Cuando Sarah cumplió diecisiete años, su madre le dio la noticia de que esperaba otro hijo.

Cuando Lucía cumplió diecisiete años, su madre le confesó que estaba embarazada de nuevo. Al principio, Lucía quedó atónita ante semejante revelación. ¡La que debería estar pensando en hijos soy yo! ¡Tú ya tienes nietos de los que cuidar! ¡Si hubiera querido ser madre, ya lo habría hecho antes! ¡Me vas a hacer el hazmerreír delante de mis amigas! ¡Vieja insensata! gritó, herida y enfadada, con lágrimas saltando a los ojos de su madre. Lucía se mantuvo distante durante todo el embarazo, sumida en el resentimiento y llorando a menudo por la situación. Ni siquiera su padre pudo soportarlo y trató de mediar, pero Lucía terminó huyendo de casa.

Perdida, vagó por las calles de Madrid, invadida por pensamientos de inseguridad y futilidad. Se convenció de que, con la llegada del nuevo bebé, ella sería relegada a un segundo plano y olvidada por todos. Sin embargo, finalmente fue su padre el que reunió de nuevo a su madre y al recién nacido en casa. Las emociones de Lucía fueron incontrolables cuando su madre entró cargando, temblorosa pero feliz, a la pequeña. Las lágrimas de Lucía rodaron por su rostro al ver a su hermana por primera vez. Fue entonces cuando sintió un amor incondicional por ese pequeño milagro.
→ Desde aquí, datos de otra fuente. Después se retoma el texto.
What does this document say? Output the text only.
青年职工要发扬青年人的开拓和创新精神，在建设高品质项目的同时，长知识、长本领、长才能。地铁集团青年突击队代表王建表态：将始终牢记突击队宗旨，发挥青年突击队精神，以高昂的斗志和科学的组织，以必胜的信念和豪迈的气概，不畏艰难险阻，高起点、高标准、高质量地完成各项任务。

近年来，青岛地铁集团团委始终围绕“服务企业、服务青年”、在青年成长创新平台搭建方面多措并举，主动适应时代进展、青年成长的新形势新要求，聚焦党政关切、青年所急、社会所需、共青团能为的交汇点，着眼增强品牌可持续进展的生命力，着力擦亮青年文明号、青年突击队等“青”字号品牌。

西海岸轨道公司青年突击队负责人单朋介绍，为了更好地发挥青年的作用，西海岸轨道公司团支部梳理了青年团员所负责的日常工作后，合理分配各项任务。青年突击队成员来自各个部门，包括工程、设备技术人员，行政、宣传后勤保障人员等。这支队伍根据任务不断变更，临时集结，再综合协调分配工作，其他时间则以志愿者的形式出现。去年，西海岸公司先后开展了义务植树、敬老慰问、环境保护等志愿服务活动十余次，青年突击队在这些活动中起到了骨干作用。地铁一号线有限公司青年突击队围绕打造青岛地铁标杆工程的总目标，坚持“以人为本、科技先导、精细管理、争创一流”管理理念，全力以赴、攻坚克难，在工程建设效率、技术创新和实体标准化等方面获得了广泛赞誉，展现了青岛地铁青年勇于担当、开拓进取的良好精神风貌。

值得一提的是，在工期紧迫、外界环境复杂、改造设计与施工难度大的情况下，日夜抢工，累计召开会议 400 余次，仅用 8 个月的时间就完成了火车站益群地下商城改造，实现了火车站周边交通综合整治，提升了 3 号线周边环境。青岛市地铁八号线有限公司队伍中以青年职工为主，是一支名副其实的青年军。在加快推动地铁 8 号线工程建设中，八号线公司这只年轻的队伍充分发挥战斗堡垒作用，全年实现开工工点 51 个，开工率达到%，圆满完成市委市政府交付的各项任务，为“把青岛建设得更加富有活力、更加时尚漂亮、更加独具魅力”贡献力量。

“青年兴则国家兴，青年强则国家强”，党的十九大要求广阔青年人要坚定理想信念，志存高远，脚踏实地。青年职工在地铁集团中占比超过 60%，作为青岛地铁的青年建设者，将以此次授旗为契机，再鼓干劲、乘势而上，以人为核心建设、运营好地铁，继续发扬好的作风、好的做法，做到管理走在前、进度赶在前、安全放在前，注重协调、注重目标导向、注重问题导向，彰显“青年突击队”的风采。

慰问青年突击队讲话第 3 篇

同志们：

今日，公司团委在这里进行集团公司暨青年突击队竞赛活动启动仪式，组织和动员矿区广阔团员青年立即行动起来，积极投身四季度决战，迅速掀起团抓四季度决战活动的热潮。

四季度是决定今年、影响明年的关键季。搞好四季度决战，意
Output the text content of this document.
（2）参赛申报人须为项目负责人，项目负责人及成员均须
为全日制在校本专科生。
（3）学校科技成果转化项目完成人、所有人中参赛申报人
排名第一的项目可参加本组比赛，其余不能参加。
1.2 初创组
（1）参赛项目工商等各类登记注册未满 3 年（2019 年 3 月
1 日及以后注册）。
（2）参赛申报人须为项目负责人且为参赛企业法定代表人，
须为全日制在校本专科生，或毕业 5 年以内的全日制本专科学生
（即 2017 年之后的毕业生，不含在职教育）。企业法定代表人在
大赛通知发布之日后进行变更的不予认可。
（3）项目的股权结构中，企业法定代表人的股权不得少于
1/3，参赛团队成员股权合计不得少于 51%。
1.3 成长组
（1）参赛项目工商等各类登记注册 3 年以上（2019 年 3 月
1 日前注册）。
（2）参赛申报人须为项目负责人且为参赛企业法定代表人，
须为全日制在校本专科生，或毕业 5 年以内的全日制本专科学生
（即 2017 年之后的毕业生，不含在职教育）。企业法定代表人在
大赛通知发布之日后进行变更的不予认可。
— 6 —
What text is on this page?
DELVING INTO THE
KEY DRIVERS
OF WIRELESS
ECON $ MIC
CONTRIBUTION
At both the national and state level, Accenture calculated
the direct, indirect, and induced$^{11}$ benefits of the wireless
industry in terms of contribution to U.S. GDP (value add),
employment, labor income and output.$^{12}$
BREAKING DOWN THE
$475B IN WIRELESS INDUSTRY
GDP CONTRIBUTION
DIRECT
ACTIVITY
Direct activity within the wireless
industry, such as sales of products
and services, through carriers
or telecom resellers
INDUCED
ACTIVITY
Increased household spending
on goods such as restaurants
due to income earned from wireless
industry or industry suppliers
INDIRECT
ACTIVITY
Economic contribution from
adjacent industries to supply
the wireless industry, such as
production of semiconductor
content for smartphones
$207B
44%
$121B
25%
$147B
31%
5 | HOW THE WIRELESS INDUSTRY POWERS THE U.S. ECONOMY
Hoy en día, Lucía tiene treinta y siete años, está casada y vive en un piso de tres habitaciones en Salamanca junto a su marido y su hijo de dieciséis, quien pronto sabrá que será hermano mayor. El corazón de Lucía late acelerado de nerviosismo mientras espera que su hijo regrese del instituto; sabe que debe compartirle la noticia de su embarazo. El miedo la invade, temiendo que su hijo reaccione igual que ella reaccionó de adolescente. Pero sus miedos resultan ser infundados.

¿Voy a tener un hermano o hermana? ¡Eso es fantástico! ¡Te voy a ayudar, mamá! exclamó su hijo, con un entusiasmo incontenible, rodeando a Lucía con un abrazo cálido. Emocionada hasta las lágrimas, Lucía lloró de alivio por tanto tiempo contenida, de alegría por el hijo tan generoso que tenía y de remordimientos por su propio pasado. Sentada en la cocina, Lucía sollozaba en silencio, repitiendo una y otra vez: Mamá, perdóname… Mamá, perdóname…. De repente, reparó en la expresión perpleja de su hijo. Preocupada, preguntó: ¿Qué ocurre?

Para su tranquilidad, él contestó: No pasa nada, mamá. Vamos a comer juntos y luego vamos a casa de los abuelos y de la tía para contarles la buena noticia…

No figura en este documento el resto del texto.